High insulation in brake system pressure transmitters is essential to protect precise braking control signals from high-voltage power systems and to ensure accurate braking performance under all operating conditions.

 

■ Optimized Development of Series EDA.370

 

The EDA.370 series has been optimized and developed for high precision, durability, and long-term maintenance requirements in demanding industrial environments.

 

It incorporates high insulation protection suitable for application in conventional trains, high-speed trains, and metro systems. Additionally, it has been developed for semiconductor manufacturing processes and marine industries.
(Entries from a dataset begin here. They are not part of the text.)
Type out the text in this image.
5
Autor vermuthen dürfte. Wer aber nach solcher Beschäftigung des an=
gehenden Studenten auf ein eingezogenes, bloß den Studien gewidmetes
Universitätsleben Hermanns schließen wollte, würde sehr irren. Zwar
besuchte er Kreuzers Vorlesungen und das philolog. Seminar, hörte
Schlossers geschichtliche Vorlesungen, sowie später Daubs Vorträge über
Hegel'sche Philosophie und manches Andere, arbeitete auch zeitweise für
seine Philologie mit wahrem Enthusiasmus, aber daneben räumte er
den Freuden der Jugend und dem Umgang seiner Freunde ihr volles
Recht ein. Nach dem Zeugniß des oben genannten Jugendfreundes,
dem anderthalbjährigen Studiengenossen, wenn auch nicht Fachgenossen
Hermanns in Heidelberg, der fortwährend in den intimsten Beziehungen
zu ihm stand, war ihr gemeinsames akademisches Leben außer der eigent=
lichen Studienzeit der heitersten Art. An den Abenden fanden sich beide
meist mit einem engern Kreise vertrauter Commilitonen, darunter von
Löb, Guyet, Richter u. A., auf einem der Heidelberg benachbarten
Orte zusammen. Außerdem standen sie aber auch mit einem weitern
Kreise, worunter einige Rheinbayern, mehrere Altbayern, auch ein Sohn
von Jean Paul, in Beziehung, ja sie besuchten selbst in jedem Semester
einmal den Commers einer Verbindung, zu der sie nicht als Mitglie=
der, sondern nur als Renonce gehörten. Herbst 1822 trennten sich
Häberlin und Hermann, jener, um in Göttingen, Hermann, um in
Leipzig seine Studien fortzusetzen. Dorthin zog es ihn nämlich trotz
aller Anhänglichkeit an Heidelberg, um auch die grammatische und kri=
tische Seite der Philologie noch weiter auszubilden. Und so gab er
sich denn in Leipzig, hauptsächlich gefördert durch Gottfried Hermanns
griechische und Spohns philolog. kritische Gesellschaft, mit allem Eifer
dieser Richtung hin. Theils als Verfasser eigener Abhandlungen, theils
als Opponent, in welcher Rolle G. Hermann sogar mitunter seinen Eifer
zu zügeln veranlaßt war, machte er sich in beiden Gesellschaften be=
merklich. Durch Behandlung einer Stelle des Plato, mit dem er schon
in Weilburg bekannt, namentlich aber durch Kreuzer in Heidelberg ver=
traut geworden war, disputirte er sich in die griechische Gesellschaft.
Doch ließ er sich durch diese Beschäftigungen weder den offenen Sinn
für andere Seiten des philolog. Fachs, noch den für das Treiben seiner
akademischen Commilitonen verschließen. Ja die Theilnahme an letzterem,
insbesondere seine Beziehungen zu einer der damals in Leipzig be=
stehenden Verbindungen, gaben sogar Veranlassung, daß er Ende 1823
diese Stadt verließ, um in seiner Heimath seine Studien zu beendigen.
The applied pressure transducer is based on a stainless steel 316L piezoresistive silicon pressure sensor. It integrates advanced electronic component manufacturing technologies and modern PCB chip design.

 

The electronic amplification section includes protection features such as Noise, Burst, Surge, and high insulation safeguards. Production is managed under strict process and quality control procedures to ensure stable analog signal output. Each unit undergoes precise calibration and 100% final inspection before shipment.

 

During development, performance comparisons were conducted against similar domestic and international products. Rigorous environmental testing was performed internally, resulting in superior quality performance of the EDA series.

 

EDA.370 is developed as a general industrial pressure transmitter suitable for manufacturing processes and industrial environments requiring precise control and instrumentation management.

 

Applications

● Railway brake operating systems
● Semiconductor manufacturing industry
● Automotive industry
● Hydraulic and pneumatic industry
● Oil refining and chemical industry
● Heavy industry and shipbuilding
● Pharmaceutical industry
● Food and beverage industry
● Power generation and nuclear industry
● Wastewater and water treatment industry

■ High Accuracy Options Available

The Series EDA.370 supports multiple accuracy classes according to customer requirements, as listed below:

● ≤ ±0.5% F.S [standard]

● ≤ ±0.25% F.S [option]

● ≤ ±0.1% F.S [option]

By referring to the EDA.370 data sheet, customers can select the required accuracy level and specifications to suit their specific application needs.